The second commit introduces the trait CompatibleFormattedValue. This trait uses a FormattedValue type parameter against which we want to check format compatibility for Self. This trait is implemented on compatible combinations only.

For SpecificFormattedValues, the implementation ensures type system level checks.

For checks involving at least one GenericFormattedValue, checks are performed at runtime via the function try_into_checked.

  • Function try_into_checked should result to a no-op when the check can be performed at compilation.
  • User can't use the argument as a FormattedValue unless try_into_checked was called.

In some cases (e.g. Segment<_>), the format to check is not enforced by another argument but by a field of Self. For those cases, the try_into_checked_explicit performs the checks against an explicit Format with as low an overhead as possible.

Note: I'm not 100% sure about the CompatibleFormattedValue and try_into_checked* names here. Alternatives could be:

  • CheckedFormattedValue: shorter but I think we loose a bit of the semantic.
  • Conforming...: not sure if that would be more correct that Compatible.

Initial Proposal

The following § is the initial proposal. It is left here so as to understand the discussion in the first comment.

A workaround could be using different types for start and stop and binding them with the following clause:

    where
        Start: SpecificFormattedValue,
        Stop: SpecificFormattedValue<FormattedValueType = <Start as SpecificFormattedValue>::FormattedValueType>

However, this would prevent the user from calling seek with a GenericFormattedValue.

This commit decouples the types for functions with multiple formatted arguments.
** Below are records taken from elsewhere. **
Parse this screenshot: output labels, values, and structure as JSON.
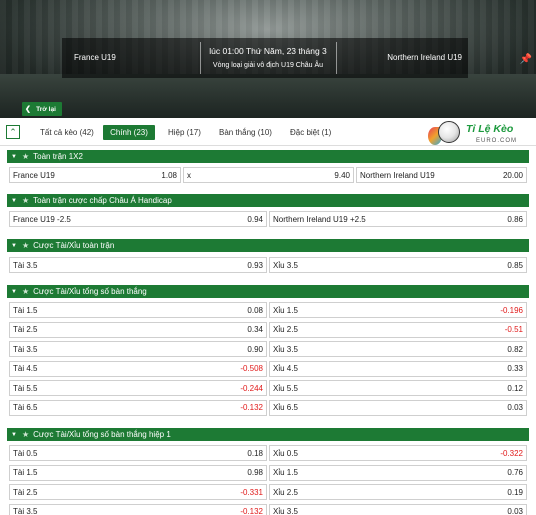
{
  "banner": {
    "home_team": "France U19",
    "away_team": "Northern Ireland U19",
    "kickoff": "lúc 01:00 Thứ Năm, 23 tháng 3",
    "league": "Vòng loại giải vô địch U19 Châu Âu",
    "back_label": "Trở lại"
  },
  "tabs": [
    {
      "label": "Tất cả kèo (42)"
    },
    {
      "label": "Chính (23)"
    },
    {
      "label": "Hiệp (17)"
    },
    {
      "label": "Bàn thắng (10)"
    },
    {
      "label": "Đặc biệt (1)"
    }
  ],
  "logo": {
    "brand": "Tỉ Lệ Kèo",
    "sub": "EURO.COM"
  },
  "sections": [
    {
      "title": "Toàn trận 1X2",
      "rows": [
        [
          {
            "label": "France U19",
            "odd": "1.08"
          },
          {
            "label": "x",
            "odd": "9.40"
          },
          {
            "label": "Northern Ireland U19",
            "odd": "20.00"
          }
        ]
      ]
    },
    {
      "title": "Toàn trận cược chấp Châu Á Handicap",
      "rows": [
        [
          {
            "label": "France U19",
            "line": "-2.5",
            "odd": "0.94"
          },
          {
            "label": "Northern Ireland U19",
            "line": "+2.5",
            "odd": "0.86"
          }
        ]
      ]
    },
    {
      "title": "Cược Tài/Xỉu toàn trận",
      "rows": [
        [
          {
            "label": "Tài 3.5",
            "odd": "0.93"
          },
          {
            "label": "Xỉu 3.5",
            "odd": "0.85"
          }
        ]
      ]
    },
    {
      "title": "Cược Tài/Xỉu tổng số bàn thắng",
      "rows": [
        [
          {
            "label": "Tài 1.5",
            "odd": "0.08"
          },
          {
            "label": "Xỉu 1.5",
            "odd": "-0.196"
          }
        ],
        [
          {
            "label": "Tài 2.5",
            "odd": "0.34"
          },
          {
            "label": "Xỉu 2.5",
            "odd": "-0.51"
          }
        ],
        [
          {
            "label": "Tài 3.5",
            "odd": "0.90"
          },
          {
            "label": "Xỉu 3.5",
            "odd": "0.82"
          }
        ],
        [
          {
            "label": "Tài 4.5",
            "odd": "-0.508"
          },
          {
            "label": "Xỉu 4.5",
            "odd": "0.33"
          }
        ],
        [
          {
            "label": "Tài 5.5",
            "odd": "-0.244"
          },
          {
            "label": "Xỉu 5.5",
            "odd": "0.12"
          }
        ],
        [
          {
            "label": "Tài 6.5",
            "odd": "-0.132"
          },
          {
            "label": "Xỉu 6.5",
            "odd": "0.03"
          }
        ]
      ]
    },
    {
      "title": "Cược Tài/Xỉu tổng số bàn thắng hiệp 1",
      "rows": [
        [
          {
            "label": "Tài 0.5",
            "odd": "0.18"
          },
          {
            "label": "Xỉu 0.5",
            "odd": "-0.322"
          }
        ],
        [
          {
            "label": "Tài 1.5",
            "odd": "0.98"
          },
          {
            "label": "Xỉu 1.5",
            "odd": "0.76"
          }
        ],
        [
          {
            "label": "Tài 2.5",
            "odd": "-0.331"
          },
          {
            "label": "Xỉu 2.5",
            "odd": "0.19"
          }
        ],
        [
          {
            "label": "Tài 3.5",
            "odd": "-0.132"
          },
          {
            "label": "Xỉu 3.5",
            "odd": "0.03"
          }
        ]
      ]
    }
  ],
  "colors": {
    "accent": "#1d7a34",
    "negative": "#e01919"
  }
}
Format equivalence will no longer be enforced at compilation time, it will still be controlled at runtime thanks to the existing assertions.

The drawback is that we sometimes need to help the compiler with type inference. See basic-tutorial-13.rs as an example.

The commit also fixes message::StepDone: the duration argument is said to be of Time format in the documentation for gst_message_new_step_done while it was bound to the format of the amount argument.